Le Matin d'Algérie

Le gouvernement a déjà capitulé devant les policiers !

Les policiers ont obligé le premier ministre à les rejoindre à la présidence pour négocier.

« Que fait Abdelmalek Sellal à la présidence ? » « Sa place n’est-elle pas au palais du gouvernement ? » « N’est-ce pas au président d’être à la présidence? » s’indigne la rue algérienne. Sur les réseaux sociaux les Algériens s’interrogent : pourquoi les policiers manifestants sont allés à la présidence pour ensuite exiger la venue d’Abdelmalek Sellal. Ignorent-ils que sa place est au palais du gouvernement qu’ils ont quitté mardi après leur rassemblement ? 

Deux poids, deux mesures.
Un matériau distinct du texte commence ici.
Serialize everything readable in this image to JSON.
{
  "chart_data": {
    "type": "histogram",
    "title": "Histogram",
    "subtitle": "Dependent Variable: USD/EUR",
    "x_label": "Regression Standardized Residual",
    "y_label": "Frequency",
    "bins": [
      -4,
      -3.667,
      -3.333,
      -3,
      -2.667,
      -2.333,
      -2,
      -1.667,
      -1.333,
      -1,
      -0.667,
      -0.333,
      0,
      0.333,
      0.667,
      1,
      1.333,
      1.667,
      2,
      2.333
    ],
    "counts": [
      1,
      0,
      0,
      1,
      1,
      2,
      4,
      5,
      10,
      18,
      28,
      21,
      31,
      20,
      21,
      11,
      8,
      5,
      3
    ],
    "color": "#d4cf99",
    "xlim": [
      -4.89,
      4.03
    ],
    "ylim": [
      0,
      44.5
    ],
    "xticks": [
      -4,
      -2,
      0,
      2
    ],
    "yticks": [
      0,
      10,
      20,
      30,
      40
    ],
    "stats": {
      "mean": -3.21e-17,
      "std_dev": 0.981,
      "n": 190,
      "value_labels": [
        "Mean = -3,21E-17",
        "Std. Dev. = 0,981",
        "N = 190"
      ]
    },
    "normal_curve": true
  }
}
Cette grève qui prend des allures de sédition pose un sérieux problème d’autorité, de justice et de droit. Qui peut ou pouvait empêcher cette manifestation ? Manifestement personne, puisque même le gouvernement a fait profil bas. Sur les réseaux sociaux, ou dans la rue, les Algériens s’inquiètent et ne s’expliquent pas la couardise du gouvernement devant ce mouvement de protestation des policiers. « Alger est interdite à toute manifestation publique », répliquaient le gouvernement et le wali à toute demande de rassemblement ou marches aux organisations politiques ou associations. Des médecins, des enseignants et des universitaires ont été matraqués sans pitié par la police à chacune de leur tentative de manifester.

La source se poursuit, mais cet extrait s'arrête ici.